College of Liberal Arts & Social Sciences Theses and Dissertations

Graduation Date

8-2020

Document Type

Thesis

Department/Program Conferring Degree

International Studies

Keywords

Palestine, healing, resistance, archive, indigenous knowledge

Abstract

In this thesis, I trace how colonial powers fragment and silence Palestinian knowledge practices as another mode of genocide. And locate silences (Trouillot 1995) by analyzing how colonial powers confiscate land, farming tools, and criminalizes Palestinians from foraging in an aim to disrupt any engagement with their knowledge practices and land. I argue that Palestinian interpersonal experience with ancestral knowledge recontextualizes a history of Palestine outside the simplistic binaries produced by colonial histories. These knowledge practices of healing can enable a politics of resistance under the Israeli occupation. I aim to initiate a living archive of these practices.

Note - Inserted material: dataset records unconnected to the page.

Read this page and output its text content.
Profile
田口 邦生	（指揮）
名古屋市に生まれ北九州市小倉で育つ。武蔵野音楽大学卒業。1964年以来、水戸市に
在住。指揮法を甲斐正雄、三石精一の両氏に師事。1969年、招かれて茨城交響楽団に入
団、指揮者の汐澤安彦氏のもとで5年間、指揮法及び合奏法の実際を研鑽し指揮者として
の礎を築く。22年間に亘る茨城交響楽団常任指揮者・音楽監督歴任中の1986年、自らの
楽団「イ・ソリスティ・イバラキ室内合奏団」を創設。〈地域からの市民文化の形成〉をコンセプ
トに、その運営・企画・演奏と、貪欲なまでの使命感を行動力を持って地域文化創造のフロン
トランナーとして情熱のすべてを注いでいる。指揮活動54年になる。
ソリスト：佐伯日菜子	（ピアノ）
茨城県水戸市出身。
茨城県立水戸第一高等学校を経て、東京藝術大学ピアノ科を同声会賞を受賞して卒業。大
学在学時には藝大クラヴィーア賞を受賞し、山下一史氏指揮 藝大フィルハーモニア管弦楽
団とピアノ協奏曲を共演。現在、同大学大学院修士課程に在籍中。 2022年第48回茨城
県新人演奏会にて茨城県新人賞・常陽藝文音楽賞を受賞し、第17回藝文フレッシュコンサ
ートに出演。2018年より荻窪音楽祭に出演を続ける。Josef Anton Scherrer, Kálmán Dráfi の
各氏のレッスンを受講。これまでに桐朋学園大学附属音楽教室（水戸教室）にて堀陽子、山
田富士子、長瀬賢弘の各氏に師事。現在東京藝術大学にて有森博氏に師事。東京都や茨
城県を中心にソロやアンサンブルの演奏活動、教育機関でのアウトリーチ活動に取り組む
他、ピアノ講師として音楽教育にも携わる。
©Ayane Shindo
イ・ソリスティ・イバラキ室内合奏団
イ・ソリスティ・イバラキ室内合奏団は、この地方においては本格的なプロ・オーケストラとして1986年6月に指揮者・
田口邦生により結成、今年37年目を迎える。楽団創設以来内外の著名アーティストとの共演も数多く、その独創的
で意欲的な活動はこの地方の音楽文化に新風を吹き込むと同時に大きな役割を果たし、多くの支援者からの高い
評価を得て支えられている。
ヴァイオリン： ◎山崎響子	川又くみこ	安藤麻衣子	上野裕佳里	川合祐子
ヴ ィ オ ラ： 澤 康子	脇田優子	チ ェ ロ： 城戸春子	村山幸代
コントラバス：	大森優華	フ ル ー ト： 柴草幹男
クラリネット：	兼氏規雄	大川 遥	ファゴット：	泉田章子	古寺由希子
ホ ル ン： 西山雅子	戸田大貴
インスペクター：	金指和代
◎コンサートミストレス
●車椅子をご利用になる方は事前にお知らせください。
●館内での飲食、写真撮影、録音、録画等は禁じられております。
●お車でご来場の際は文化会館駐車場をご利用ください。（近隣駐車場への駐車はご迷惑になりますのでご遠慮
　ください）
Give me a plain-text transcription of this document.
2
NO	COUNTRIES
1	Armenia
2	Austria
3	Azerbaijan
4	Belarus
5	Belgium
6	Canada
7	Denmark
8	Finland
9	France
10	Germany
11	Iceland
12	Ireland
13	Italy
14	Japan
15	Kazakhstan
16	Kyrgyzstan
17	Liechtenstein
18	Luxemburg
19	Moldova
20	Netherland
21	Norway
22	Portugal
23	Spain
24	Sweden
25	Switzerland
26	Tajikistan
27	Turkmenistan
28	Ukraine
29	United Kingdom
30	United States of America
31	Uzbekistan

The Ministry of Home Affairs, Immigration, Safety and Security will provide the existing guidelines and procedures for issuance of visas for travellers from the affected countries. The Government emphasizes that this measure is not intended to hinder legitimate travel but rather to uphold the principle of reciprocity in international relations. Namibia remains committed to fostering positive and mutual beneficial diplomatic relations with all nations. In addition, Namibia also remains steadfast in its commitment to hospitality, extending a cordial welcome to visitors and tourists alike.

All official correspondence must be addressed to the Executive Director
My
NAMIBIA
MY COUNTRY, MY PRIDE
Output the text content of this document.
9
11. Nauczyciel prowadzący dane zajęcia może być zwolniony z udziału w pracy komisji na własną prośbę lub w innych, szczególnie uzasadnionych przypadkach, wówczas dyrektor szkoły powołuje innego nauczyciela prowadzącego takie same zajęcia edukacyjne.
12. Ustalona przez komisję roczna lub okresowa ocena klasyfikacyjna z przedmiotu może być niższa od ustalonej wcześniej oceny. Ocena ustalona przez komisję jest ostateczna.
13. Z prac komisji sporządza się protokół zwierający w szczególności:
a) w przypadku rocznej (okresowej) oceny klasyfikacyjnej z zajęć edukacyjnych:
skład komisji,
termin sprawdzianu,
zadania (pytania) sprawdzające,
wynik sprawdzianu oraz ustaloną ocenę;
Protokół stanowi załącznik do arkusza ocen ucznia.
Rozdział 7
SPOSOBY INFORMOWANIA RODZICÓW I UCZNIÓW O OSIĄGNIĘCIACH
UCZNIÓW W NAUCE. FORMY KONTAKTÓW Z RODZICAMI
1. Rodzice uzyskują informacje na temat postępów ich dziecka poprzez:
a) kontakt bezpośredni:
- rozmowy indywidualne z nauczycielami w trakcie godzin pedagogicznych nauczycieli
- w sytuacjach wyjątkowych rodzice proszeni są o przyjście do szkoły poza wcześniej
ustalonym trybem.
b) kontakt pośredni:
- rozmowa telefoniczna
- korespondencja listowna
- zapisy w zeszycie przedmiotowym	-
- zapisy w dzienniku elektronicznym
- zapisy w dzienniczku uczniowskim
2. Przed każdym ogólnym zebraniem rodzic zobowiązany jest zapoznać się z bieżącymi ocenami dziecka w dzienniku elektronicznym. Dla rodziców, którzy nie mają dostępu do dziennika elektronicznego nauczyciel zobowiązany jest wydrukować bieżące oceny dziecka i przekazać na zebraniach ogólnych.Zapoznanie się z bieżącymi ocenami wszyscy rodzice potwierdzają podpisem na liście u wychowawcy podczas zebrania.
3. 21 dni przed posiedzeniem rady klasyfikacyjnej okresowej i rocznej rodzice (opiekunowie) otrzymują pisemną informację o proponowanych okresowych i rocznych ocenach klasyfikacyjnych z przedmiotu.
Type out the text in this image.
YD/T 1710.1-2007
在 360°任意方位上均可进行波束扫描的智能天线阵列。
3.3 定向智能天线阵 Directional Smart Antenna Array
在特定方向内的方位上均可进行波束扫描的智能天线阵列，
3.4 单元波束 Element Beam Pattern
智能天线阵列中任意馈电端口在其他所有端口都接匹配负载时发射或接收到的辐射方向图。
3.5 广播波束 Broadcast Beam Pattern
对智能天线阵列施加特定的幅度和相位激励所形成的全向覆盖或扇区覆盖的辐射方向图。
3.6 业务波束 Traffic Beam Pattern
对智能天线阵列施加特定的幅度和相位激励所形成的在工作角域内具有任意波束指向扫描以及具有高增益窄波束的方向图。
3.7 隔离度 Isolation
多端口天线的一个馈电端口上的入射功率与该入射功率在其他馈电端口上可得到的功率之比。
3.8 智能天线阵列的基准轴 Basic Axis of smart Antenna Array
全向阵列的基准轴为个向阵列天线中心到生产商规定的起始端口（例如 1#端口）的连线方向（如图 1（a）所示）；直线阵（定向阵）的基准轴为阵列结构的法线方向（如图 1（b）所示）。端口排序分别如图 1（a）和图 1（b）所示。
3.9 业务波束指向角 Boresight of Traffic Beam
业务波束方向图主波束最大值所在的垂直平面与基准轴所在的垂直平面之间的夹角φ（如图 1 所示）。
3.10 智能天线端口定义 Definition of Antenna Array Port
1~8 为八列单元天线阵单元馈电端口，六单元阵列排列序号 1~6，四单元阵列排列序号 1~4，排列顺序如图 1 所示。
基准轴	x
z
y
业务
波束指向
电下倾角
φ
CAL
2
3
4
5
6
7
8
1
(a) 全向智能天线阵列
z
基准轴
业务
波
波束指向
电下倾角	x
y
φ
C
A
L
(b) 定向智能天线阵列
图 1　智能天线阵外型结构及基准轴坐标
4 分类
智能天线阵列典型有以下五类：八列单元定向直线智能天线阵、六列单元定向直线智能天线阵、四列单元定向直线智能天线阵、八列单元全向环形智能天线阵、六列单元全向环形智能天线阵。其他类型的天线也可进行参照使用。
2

I define “living” archive as a tool, an emergent strategy, a phrase by Adrienne Marie Brown, in order to weave personal practices with collective organizing. This living archive can build an intimate political and social space to share Palestinian histories, an ostensible bridge between theory, narrative, and praxis. I take from Trouillot when he states that “the source is alive” (1995, 162), when talking about artifacts and people as bodies that continually carry history (Trouillot 1995, 162). I locate stories through interviews with Palestinians, to gather experiences about these knowledge practices in relation to healing bodies.